Нервы натянуты до предела — Октанс в потемках пробирался по дому. Пересекая пустынные комнаты, Фейерверщик невольно вспоминал одни и те же картины, которые возвращались к нему в страшных снах. Притихший дворец, безумный бег по пыльным коридорам и холлам, поиски любовников, сплетенных в объятиях.
Октанс закусил губу до крови, чтобы прогнать пугающие видения, и поднялся на второй этаж. Его вели сапфирово-голубые мазки, которые становились все интенсивнее, насыщенней по мере приближения к комнате фэйри. Фейерверщик касался руками старых стен, его пальцы воровали следы, цветные пятна, которые украсят его фейерверк.

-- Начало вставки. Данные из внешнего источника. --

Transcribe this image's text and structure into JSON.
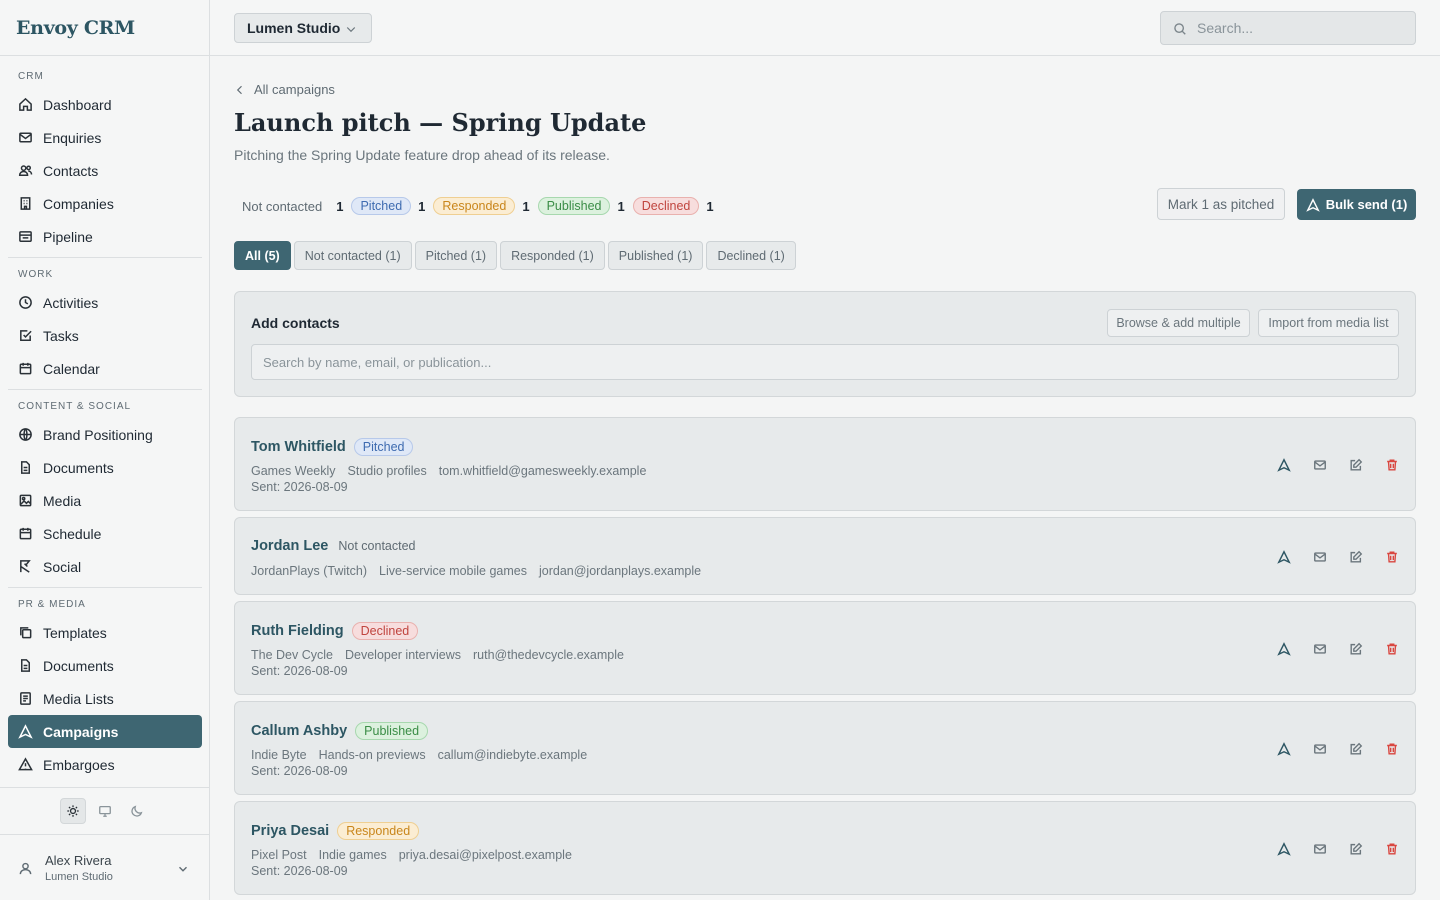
{
  "app": {
    "name": "Envoy CRM"
  },
  "sidebar": {
    "sections": [
      {
        "label": "CRM",
        "items": [
          "Dashboard",
          "Enquiries",
          "Contacts",
          "Companies",
          "Pipeline"
        ]
      },
      {
        "label": "WORK",
        "items": [
          "Activities",
          "Tasks",
          "Calendar"
        ]
      },
      {
        "label": "CONTENT & SOCIAL",
        "items": [
          "Brand Positioning",
          "Documents",
          "Media",
          "Schedule",
          "Social"
        ]
      },
      {
        "label": "PR & MEDIA",
        "items": [
          "Templates",
          "Documents",
          "Media Lists",
          "Campaigns",
          "Embargoes"
        ]
      }
    ],
    "active_item": "Campaigns",
    "theme_modes": [
      "light",
      "system",
      "dark"
    ],
    "theme_selected": "light",
    "user": {
      "name": "Alex Rivera",
      "org": "Lumen Studio"
    }
  },
  "topbar": {
    "org": "Lumen Studio",
    "search_placeholder": "Search..."
  },
  "page": {
    "back_label": "All campaigns",
    "title": "Launch pitch — Spring Update",
    "subtitle": "Pitching the Spring Update feature drop ahead of its release."
  },
  "summary": {
    "not_contacted": {
      "label": "Not contacted",
      "count": "1"
    },
    "pitched": {
      "label": "Pitched",
      "count": "1"
    },
    "responded": {
      "label": "Responded",
      "count": "1"
    },
    "published": {
      "label": "Published",
      "count": "1"
    },
    "declined": {
      "label": "Declined",
      "count": "1"
    }
  },
  "actions": {
    "mark_pitched": "Mark 1 as pitched",
    "bulk_send": "Bulk send (1)"
  },
  "tabs": [
    {
      "label": "All (5)",
      "active": true
    },
    {
      "label": "Not contacted (1)",
      "active": false
    },
    {
      "label": "Pitched (1)",
      "active": false
    },
    {
      "label": "Responded (1)",
      "active": false
    },
    {
      "label": "Published (1)",
      "active": false
    },
    {
      "label": "Declined (1)",
      "active": false
    }
  ],
  "add_contacts": {
    "title": "Add contacts",
    "browse_label": "Browse & add multiple",
    "import_label": "Import from media list",
    "search_placeholder": "Search by name, email, or publication..."
  },
  "contacts": [
    {
      "name": "Tom Whitfield",
      "status": "Pitched",
      "publication": "Games Weekly",
      "beat": "Studio profiles",
      "email": "tom.whitfield@gamesweekly.example",
      "sent": "Sent: 2026-08-09"
    },
    {
      "name": "Jordan Lee",
      "status": "Not contacted",
      "publication": "JordanPlays (Twitch)",
      "beat": "Live-service mobile games",
      "email": "jordan@jordanplays.example",
      "sent": ""
    },
    {
      "name": "Ruth Fielding",
      "status": "Declined",
      "publication": "The Dev Cycle",
      "beat": "Developer interviews",
      "email": "ruth@thedevcycle.example",
      "sent": "Sent: 2026-08-09"
    },
    {
      "name": "Callum Ashby",
      "status": "Published",
      "publication": "Indie Byte",
      "beat": "Hands-on previews",
      "email": "callum@indiebyte.example",
      "sent": "Sent: 2026-08-09"
    },
    {
      "name": "Priya Desai",
      "status": "Responded",
      "publication": "Pixel Post",
      "beat": "Indie games",
      "email": "priya.desai@pixelpost.example",
      "sent": "Sent: 2026-08-09"
    }
  ],
  "colors": {
    "accent": "#3e6672",
    "danger": "#d9463f"
  }
}
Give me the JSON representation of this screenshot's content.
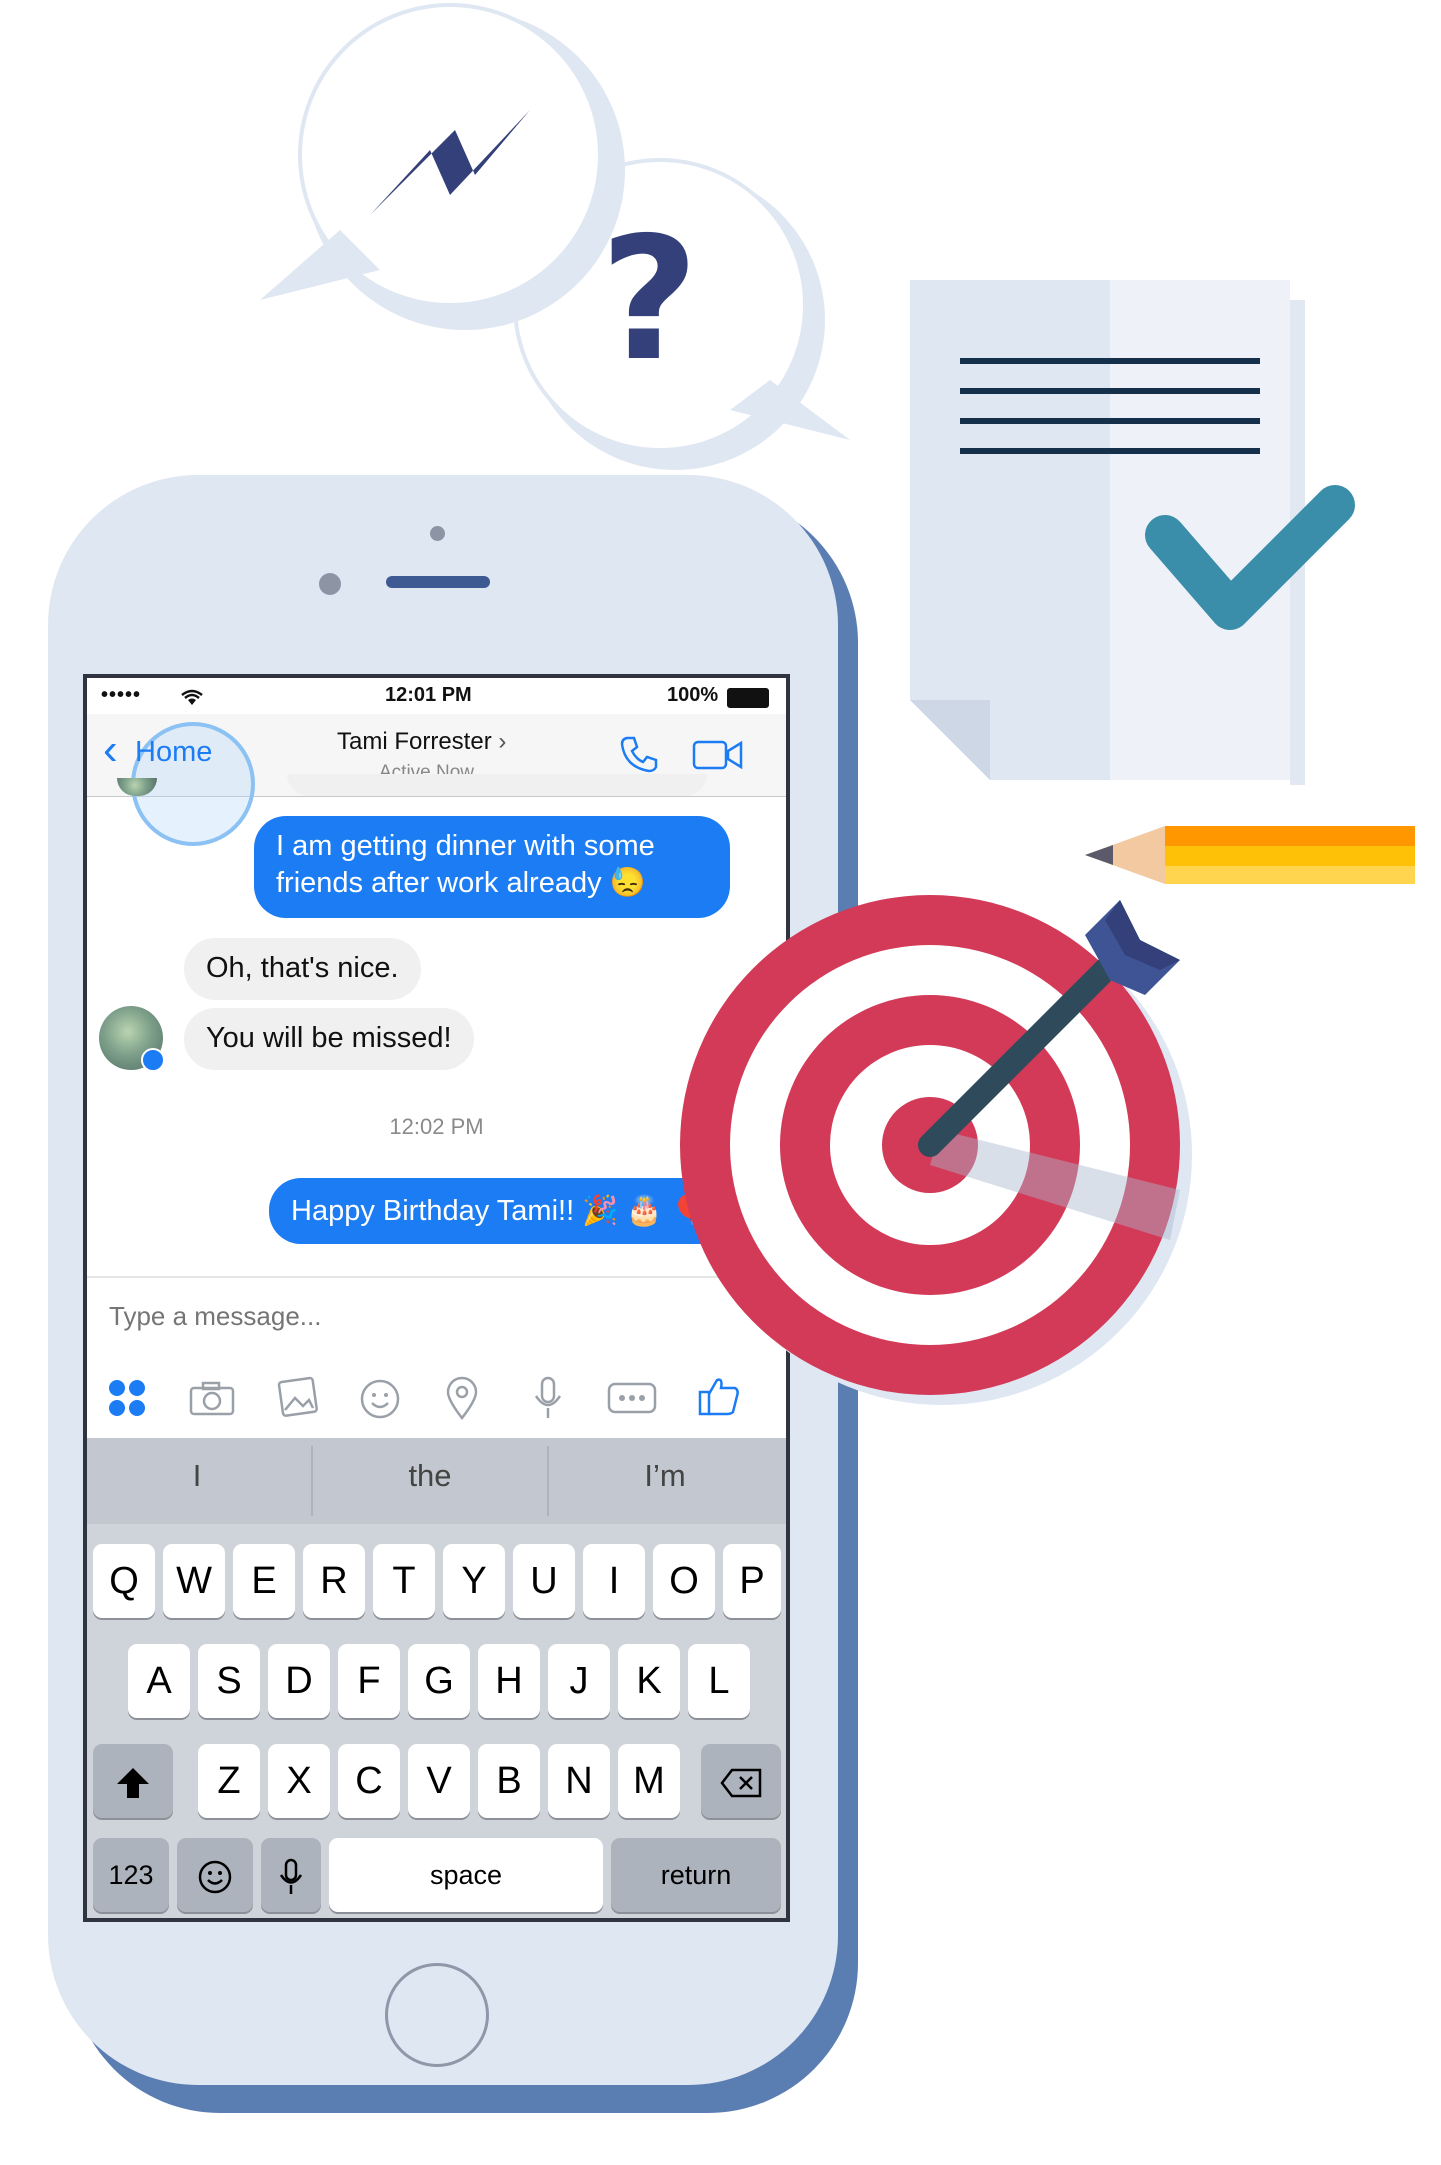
{
  "status_bar": {
    "signal": "•••••",
    "time": "12:01 PM",
    "battery": "100%"
  },
  "header": {
    "back_label": "Home",
    "contact_name": "Tami Forrester",
    "contact_chevron": "›",
    "contact_status": "Active Now",
    "call_icon": "phone-icon",
    "video_icon": "video-camera-icon"
  },
  "messages": {
    "out_1": [
      "I am getting dinner with some",
      "friends after work already 😓"
    ],
    "in_1": "Oh, that's nice.",
    "in_2": "You will be missed!",
    "timestamp": "12:02 PM",
    "out_2": "Happy Birthday Tami!! 🎉 🎂 🎈"
  },
  "composer": {
    "placeholder": "Type a message..."
  },
  "toolbar": [
    "apps-icon",
    "camera-icon",
    "gallery-icon",
    "emoji-icon",
    "location-icon",
    "microphone-icon",
    "more-icon",
    "thumbs-up-icon"
  ],
  "keyboard": {
    "suggestions": [
      "I",
      "the",
      "I’m"
    ],
    "row1": [
      "Q",
      "W",
      "E",
      "R",
      "T",
      "Y",
      "U",
      "I",
      "O",
      "P"
    ],
    "row2": [
      "A",
      "S",
      "D",
      "F",
      "G",
      "H",
      "J",
      "K",
      "L"
    ],
    "row3": [
      "Z",
      "X",
      "C",
      "V",
      "B",
      "N",
      "M"
    ],
    "numbers": "123",
    "space": "space",
    "return": "return"
  },
  "decor": {
    "question_mark": "?"
  },
  "colors": {
    "messenger_blue": "#1b7cf4",
    "navy": "#34407a",
    "target_red": "#d23a58",
    "check_teal": "#3b8ea9"
  }
}
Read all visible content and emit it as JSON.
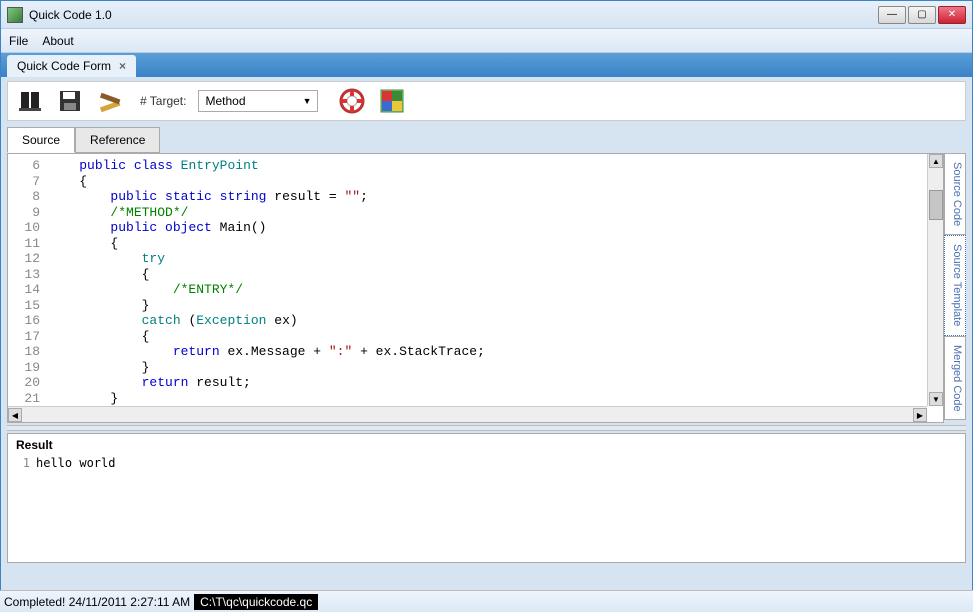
{
  "window": {
    "title": "Quick Code 1.0"
  },
  "menu": {
    "file": "File",
    "about": "About"
  },
  "doctab": {
    "label": "Quick Code Form"
  },
  "toolbar": {
    "target_label": "# Target:",
    "target_selected": "Method"
  },
  "innertabs": {
    "source": "Source",
    "reference": "Reference"
  },
  "sidetabs": {
    "source_code": "Source Code",
    "source_template": "Source Template",
    "merged_code": "Merged Code"
  },
  "code_lines": [
    {
      "n": 6,
      "tokens": [
        [
          "    ",
          ""
        ],
        [
          "public",
          "kw-blue"
        ],
        [
          " ",
          ""
        ],
        [
          "class",
          "kw-blue"
        ],
        [
          " ",
          ""
        ],
        [
          "EntryPoint",
          "kw-teal"
        ]
      ]
    },
    {
      "n": 7,
      "tokens": [
        [
          "    ",
          ""
        ],
        [
          "{",
          ""
        ]
      ]
    },
    {
      "n": 8,
      "tokens": [
        [
          "        ",
          ""
        ],
        [
          "public",
          "kw-blue"
        ],
        [
          " ",
          ""
        ],
        [
          "static",
          "kw-blue"
        ],
        [
          " ",
          ""
        ],
        [
          "string",
          "kw-blue"
        ],
        [
          " result = ",
          ""
        ],
        [
          "\"\"",
          "str"
        ],
        [
          ";",
          ""
        ]
      ]
    },
    {
      "n": 9,
      "tokens": [
        [
          "        ",
          ""
        ],
        [
          "/*METHOD*/",
          "comment"
        ]
      ]
    },
    {
      "n": 10,
      "tokens": [
        [
          "        ",
          ""
        ],
        [
          "public",
          "kw-blue"
        ],
        [
          " ",
          ""
        ],
        [
          "object",
          "kw-blue"
        ],
        [
          " Main()",
          ""
        ]
      ]
    },
    {
      "n": 11,
      "tokens": [
        [
          "        ",
          ""
        ],
        [
          "{",
          ""
        ]
      ]
    },
    {
      "n": 12,
      "tokens": [
        [
          "            ",
          ""
        ],
        [
          "try",
          "kw-teal"
        ]
      ]
    },
    {
      "n": 13,
      "tokens": [
        [
          "            ",
          ""
        ],
        [
          "{",
          ""
        ]
      ]
    },
    {
      "n": 14,
      "tokens": [
        [
          "                ",
          ""
        ],
        [
          "/*ENTRY*/",
          "comment"
        ]
      ]
    },
    {
      "n": 15,
      "tokens": [
        [
          "            ",
          ""
        ],
        [
          "}",
          ""
        ]
      ]
    },
    {
      "n": 16,
      "tokens": [
        [
          "            ",
          ""
        ],
        [
          "catch",
          "kw-teal"
        ],
        [
          " (",
          ""
        ],
        [
          "Exception",
          "kw-teal"
        ],
        [
          " ex)",
          ""
        ]
      ]
    },
    {
      "n": 17,
      "tokens": [
        [
          "            ",
          ""
        ],
        [
          "{",
          ""
        ]
      ]
    },
    {
      "n": 18,
      "tokens": [
        [
          "                ",
          ""
        ],
        [
          "return",
          "kw-blue"
        ],
        [
          " ex.Message + ",
          ""
        ],
        [
          "\":\"",
          "str"
        ],
        [
          " + ex.StackTrace;",
          ""
        ]
      ]
    },
    {
      "n": 19,
      "tokens": [
        [
          "            ",
          ""
        ],
        [
          "}",
          ""
        ]
      ]
    },
    {
      "n": 20,
      "tokens": [
        [
          "            ",
          ""
        ],
        [
          "return",
          "kw-blue"
        ],
        [
          " result;",
          ""
        ]
      ]
    },
    {
      "n": 21,
      "tokens": [
        [
          "        ",
          ""
        ],
        [
          "}",
          ""
        ]
      ]
    }
  ],
  "result": {
    "title": "Result",
    "lines": [
      {
        "n": 1,
        "text": "hello world"
      }
    ]
  },
  "status": {
    "message": "Completed! 24/11/2011 2:27:11 AM",
    "path": "C:\\T\\qc\\quickcode.qc"
  }
}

Наконец он проник в святая святых Маспалио, это место было просто испещрено голубым цветом, который ровно светился в темноте. Наступил решающий миг: Октанс коснулся самой сути Принца, обнаружил совершенную подпись, которую он теперь не спутает ни с какой другой. Его глаза жадно вглядывались в хорошо видимые пятна, оставшиеся на спинке стула или на одеяле, лежащем на краю кровати.
Мужчина приблизился к окну и внезапно застыл. Какой странный росчерк, здесь, прямо перед ним, на складке занавески. Октанс наклонился и дрогнувшей рукой осторожно потрогал ткань. Этот след заинтриговал палача. Затем он заметил еще один, точно такой же, на подоконнике. Сомнения захлестнули душу Фейерверщика. Эта цветовая подпись как две капли воды походила на подпись Принца Маспалио, но все же имелось в ней некое почти незаметное отличие. Октанс точно знал это. Он не мог сказать, откуда возникла подобная уверенность. Просто знал, и все.
В душу закрались сомнения. Быть может, фэйри знает о чудесном даре? На Октанса накатили самые противоречивые чувства: страх быть обманутым, боязнь столкнуться с врагом, который располагает сведениями о его могуществе, и радость от возможной встречи с братом, с существом, который владеет тем же даром, что и он сам.
Фейерверщик не находил иного объяснения. Даже близнецы не оставляют настолько похожих следов. Его охватило небывалое возбуждение, кровь вскипела в венах. Брат… Он, Октанс, больше никогда не будет одинок. А ведь он уже давно смирился со своим одиночеством, долгие годы жил с мыслью, что уникален, и вот появилась особа, которая сможет понять его, разделить его чаяния, и именно эта особа числится в списке жертв Фейерверщика.
Когда Октанс покинул дом и выскочил на улицу, по его лицу струились слезы радости.
Мелисса, распростершись на кровати, наблюдала за крошечным созданием Бездны. Его поражение было настолько очевидным, что в какой-то момент горгона начала поддаваться, пожертвовала несколькими пешками, дабы демоненок уверовал в победу. Он носился по шахматной доске и с таким трогательным усердием передвигал фигуры!
— Шах и мат, — вздохнула она, когда время подошло к полуночи.
Демоненок испустил яростный вопль.
— Я был близок к победе, я это знаю! — проверещал он.
— Спокойно, спокойно, ты отлично оборонялся.
— Нет, вы вели нечестную игру, вы затягивали партию. Впрочем, вы мне нисколько не помогли. Мое поражение — целиком и полностью ваша вина! — воскликнул малыш, тыча пальчиком в весьма смелое декольте хозяйки.
— Ты утомил меня, возвращайся в бутылку.
— Оденьтесь, как настоящая вдова, тогда ничто не будет меня отвлекать, и партия будет не такой сложной, вот увидите…
В два прыжка демоненок пересек комнату, проскакал по клавишам клавесина, взял несколько резких нот, словно хлопнул дверью, и, ворча, юркнул в бутылку.
Мелисса совсем не хотела спать. Она в очередной раз подошла к окну и залюбовалась блуждающими огнями, танцующими в стеклянном шаре. Что будет, если она выйдет на улицу? Она легко может спрятать гадюк под вуалью, закутаться в плащ и прогуляться по улицам. О, как бывшая обитательница Межбрежья мечтала о грубых мозолистых руках, о яростном, коротком совокуплении где-нибудь в темной подворотне. Горгона вспоминала пальцы Пана, которые столь умело терзали ее тело, что она начинала кричать от удовольствия.